After a quick little freakout session, I went about setting the plan in motion. I loaded the generator, teleport plate, camping gear and anything else I think I might have needed into my 4x4 pickup and headed off to my secluded mountain property. Oh, this was going to be good. If it worked.
We kept in touch via my satellite modem and laptop, and it worked like a charm. The plate arrived in timely fashion (I'd sent it before revealing my plan to her on a gamble), and she lugged it along with some luggage on the train to her parent's house. They were away on holiday, so she had the place to herself. It couldn't have worked out better.

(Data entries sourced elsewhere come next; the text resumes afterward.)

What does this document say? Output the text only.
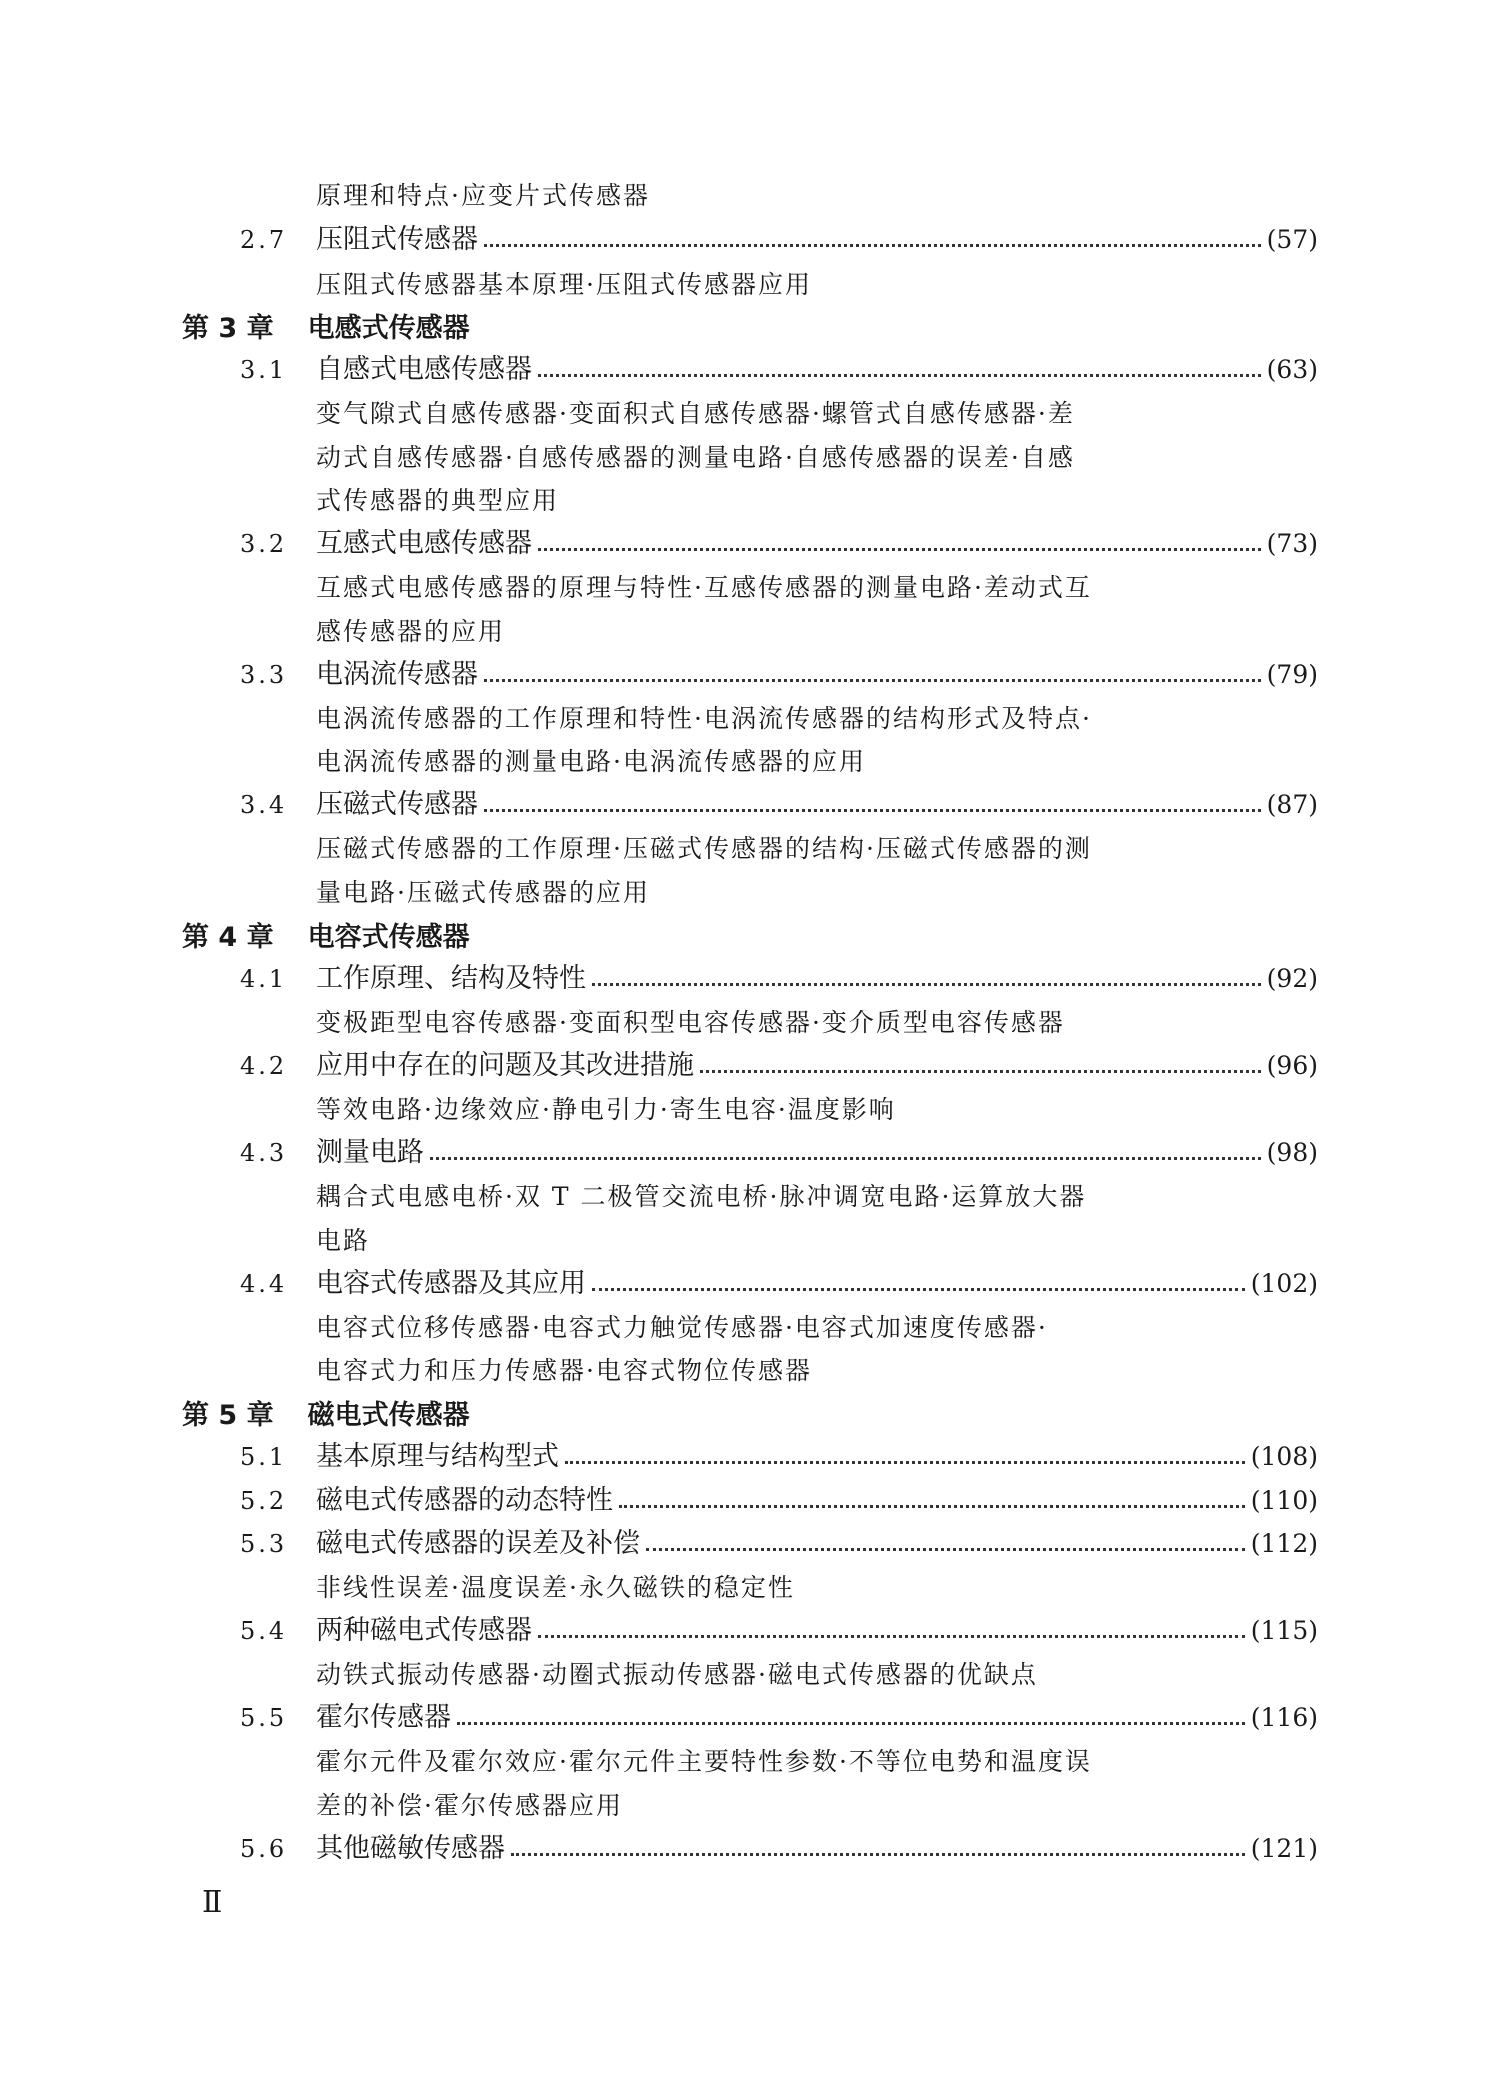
原理和特点·应变片式传感器
2.7	压阻式传感器	(57)
压阻式传感器基本原理·压阻式传感器应用
第 3 章 电感式传感器
3.1	自感式电感传感器	(63)
变气隙式自感传感器·变面积式自感传感器·螺管式自感传感器·差
动式自感传感器·自感传感器的测量电路·自感传感器的误差·自感
式传感器的典型应用
3.2	互感式电感传感器	(73)
互感式电感传感器的原理与特性·互感传感器的测量电路·差动式互
感传感器的应用
3.3	电涡流传感器	(79)
电涡流传感器的工作原理和特性·电涡流传感器的结构形式及特点·
电涡流传感器的测量电路·电涡流传感器的应用
3.4	压磁式传感器	(87)
压磁式传感器的工作原理·压磁式传感器的结构·压磁式传感器的测
量电路·压磁式传感器的应用
第 4 章 电容式传感器
4.1	工作原理、结构及特性	(92)
变极距型电容传感器·变面积型电容传感器·变介质型电容传感器
4.2	应用中存在的问题及其改进措施	(96)
等效电路·边缘效应·静电引力·寄生电容·温度影响
4.3	测量电路	(98)
耦合式电感电桥·双 T 二极管交流电桥·脉冲调宽电路·运算放大器
电路
4.4	电容式传感器及其应用	(102)
电容式位移传感器·电容式力触觉传感器·电容式加速度传感器·
电容式力和压力传感器·电容式物位传感器
第 5 章 磁电式传感器
5.1	基本原理与结构型式	(108)
5.2	磁电式传感器的动态特性	(110)
5.3	磁电式传感器的误差及补偿	(112)
非线性误差·温度误差·永久磁铁的稳定性
5.4	两种磁电式传感器	(115)
动铁式振动传感器·动圈式振动传感器·磁电式传感器的优缺点
5.5	霍尔传感器	(116)
霍尔元件及霍尔效应·霍尔元件主要特性参数·不等位电势和温度误
差的补偿·霍尔传感器应用
5.6	其他磁敏传感器	(121)
Ⅱ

Early the next morning, I fired up the generator and found a flat, stable location for the teleport plate. With everything in place, I sent her an instant message: Plug in the plate, and put your gear on it, then stand back! Teleportation in 1 minute!
My heart thumped out the seconds as the minute went slowly by, and when the second hand reached its zenith, I flipped the switch. Three seconds later, a red backpack materialized on the plate, the blue sparks of static discharge melting off into the air. I grinned broadly, and put a pre-made card on the plate, hit the switch, watched it vanished, and then turned back to my laptop. Instant message: You're next! Reply: Got the card saying the same thing! Teleport in exactly 3 minutes.
I checked my watch, and tried to put myself in her shoes, or her bare feet as the case would soon be. She didn't even know where she was teleporting to, never mind being naked. Now THAT is trust. For the sake of what modesty she might have, I placed the teleport plate behind a tree, next to which I placed her backpack. I never need see her naked skin if she didn't want me to. Two minutes.